Most of the strandlines are less than 20m above present sea-level.  I reckon that big storm waves sometimes affect the surface up to a height of c 10m and maybe 50m inland from the shore.

I thought at first that this whole area was made up of a large suite of strandlines or raised beaches, but I quickly noticed that the degree of stone and boulder rounding was not sufficient to justify that interpretation, and the only possible alternative explanation is that this must be a vast expanse of morainic debris laid down during one of the big retreat stages of the Scandinavian Ice Sheet after 20,000 years BP.  Sea level must have been higher than it is today because of isostatic loading, but on a rising coast the morainic expanse was not affected by wave action for very long -- the result being a washing out of finer material and a survival of most of the sub-angular and faceted stone shapes typical of glacial moraine.

So -- this is a classic washed moraine landscape.  It's probably featured in all the Swedish glacial geomorphology text books -- but I have not had time to check!

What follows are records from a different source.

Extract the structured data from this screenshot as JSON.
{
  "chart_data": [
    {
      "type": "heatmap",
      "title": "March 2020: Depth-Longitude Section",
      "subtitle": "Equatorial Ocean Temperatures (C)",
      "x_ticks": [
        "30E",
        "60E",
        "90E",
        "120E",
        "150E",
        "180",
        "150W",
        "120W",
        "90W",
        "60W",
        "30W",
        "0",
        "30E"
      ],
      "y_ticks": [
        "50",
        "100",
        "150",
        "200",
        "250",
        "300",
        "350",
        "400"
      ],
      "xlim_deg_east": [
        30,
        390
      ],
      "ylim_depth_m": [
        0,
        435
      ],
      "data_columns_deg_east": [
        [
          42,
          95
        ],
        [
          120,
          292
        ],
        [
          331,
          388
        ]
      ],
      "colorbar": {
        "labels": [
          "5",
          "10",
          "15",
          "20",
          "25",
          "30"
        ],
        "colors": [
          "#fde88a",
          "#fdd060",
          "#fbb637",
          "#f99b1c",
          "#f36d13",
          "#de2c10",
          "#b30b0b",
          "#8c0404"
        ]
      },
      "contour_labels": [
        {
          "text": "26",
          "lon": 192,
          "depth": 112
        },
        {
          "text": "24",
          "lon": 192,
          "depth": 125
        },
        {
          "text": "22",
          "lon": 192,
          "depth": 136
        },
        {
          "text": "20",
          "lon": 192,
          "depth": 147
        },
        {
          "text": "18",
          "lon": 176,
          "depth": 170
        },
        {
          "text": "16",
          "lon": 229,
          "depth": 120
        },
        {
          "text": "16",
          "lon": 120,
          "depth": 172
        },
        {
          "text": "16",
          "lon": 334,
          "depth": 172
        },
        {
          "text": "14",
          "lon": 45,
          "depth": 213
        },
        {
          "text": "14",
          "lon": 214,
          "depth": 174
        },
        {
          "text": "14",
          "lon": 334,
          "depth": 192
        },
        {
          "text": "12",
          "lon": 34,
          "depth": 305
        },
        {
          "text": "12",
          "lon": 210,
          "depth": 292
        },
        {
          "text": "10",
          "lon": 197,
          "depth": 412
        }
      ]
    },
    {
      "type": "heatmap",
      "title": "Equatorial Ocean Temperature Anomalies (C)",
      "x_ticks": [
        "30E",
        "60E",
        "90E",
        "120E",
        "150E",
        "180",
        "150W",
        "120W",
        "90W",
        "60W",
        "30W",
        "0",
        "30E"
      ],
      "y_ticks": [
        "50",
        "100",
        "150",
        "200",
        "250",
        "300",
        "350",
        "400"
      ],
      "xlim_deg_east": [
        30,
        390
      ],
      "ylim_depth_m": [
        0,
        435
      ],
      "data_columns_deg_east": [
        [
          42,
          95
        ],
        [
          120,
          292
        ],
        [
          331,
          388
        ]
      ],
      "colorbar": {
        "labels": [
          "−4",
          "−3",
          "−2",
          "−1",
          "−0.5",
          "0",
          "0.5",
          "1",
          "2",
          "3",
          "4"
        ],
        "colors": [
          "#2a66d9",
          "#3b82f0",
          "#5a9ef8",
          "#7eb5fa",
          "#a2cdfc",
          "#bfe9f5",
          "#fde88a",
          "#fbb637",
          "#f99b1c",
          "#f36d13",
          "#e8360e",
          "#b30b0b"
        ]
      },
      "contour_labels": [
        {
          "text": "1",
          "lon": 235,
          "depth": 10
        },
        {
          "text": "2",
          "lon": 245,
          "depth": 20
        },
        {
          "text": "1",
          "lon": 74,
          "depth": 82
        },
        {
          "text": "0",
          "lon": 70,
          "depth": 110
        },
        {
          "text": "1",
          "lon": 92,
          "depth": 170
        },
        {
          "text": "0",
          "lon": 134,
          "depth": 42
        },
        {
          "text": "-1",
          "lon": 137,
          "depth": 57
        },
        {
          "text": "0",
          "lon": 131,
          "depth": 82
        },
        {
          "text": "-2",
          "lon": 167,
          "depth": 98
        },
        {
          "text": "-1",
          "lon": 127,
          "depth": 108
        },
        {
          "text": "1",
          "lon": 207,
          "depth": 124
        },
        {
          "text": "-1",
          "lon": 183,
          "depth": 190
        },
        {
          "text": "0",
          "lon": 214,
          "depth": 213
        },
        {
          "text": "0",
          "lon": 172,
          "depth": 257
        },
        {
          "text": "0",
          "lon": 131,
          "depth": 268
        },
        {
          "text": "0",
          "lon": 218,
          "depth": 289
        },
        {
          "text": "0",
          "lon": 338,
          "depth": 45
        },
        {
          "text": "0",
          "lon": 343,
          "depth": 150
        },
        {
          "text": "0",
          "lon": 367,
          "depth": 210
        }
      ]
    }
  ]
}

Just before putting this post together, I checked out the maps of Scandinavian Ice Sheet retreat stages, and sure enough I see that the outer part of the archipelago in this area reveals fragments of the "Halland retreat moraine complex" dated at around 16,800 - 16,200 years BP.  So there we are then-  my observations slot very nicely into the established chronology.

On this map the Halland coastal moraines are shown, on the outermost islands of the western archipelago.

Source:  "Investigating the last deglaciation of the Scandinavian Ice Sheet in southwest Sweden with 10Be exposure dating", Journal of Quaternary Science 27(2):211-220 · February 2012, by Nicolaj Krog Larsen, Henriette Linge, Lena Håkansson, Derek Fabel

1 comment:

  1. I hope you are obtaining copies of the Pembrokeshire Herald over there in Sweden. You assured us you would keep us posted on any further sightings of the Feral Man of Pembrokeshire (previous Post).

    Or is he now over in southern Sweden? That would be a curious coincidence. Not a bit of publicity for a new book, perhaps?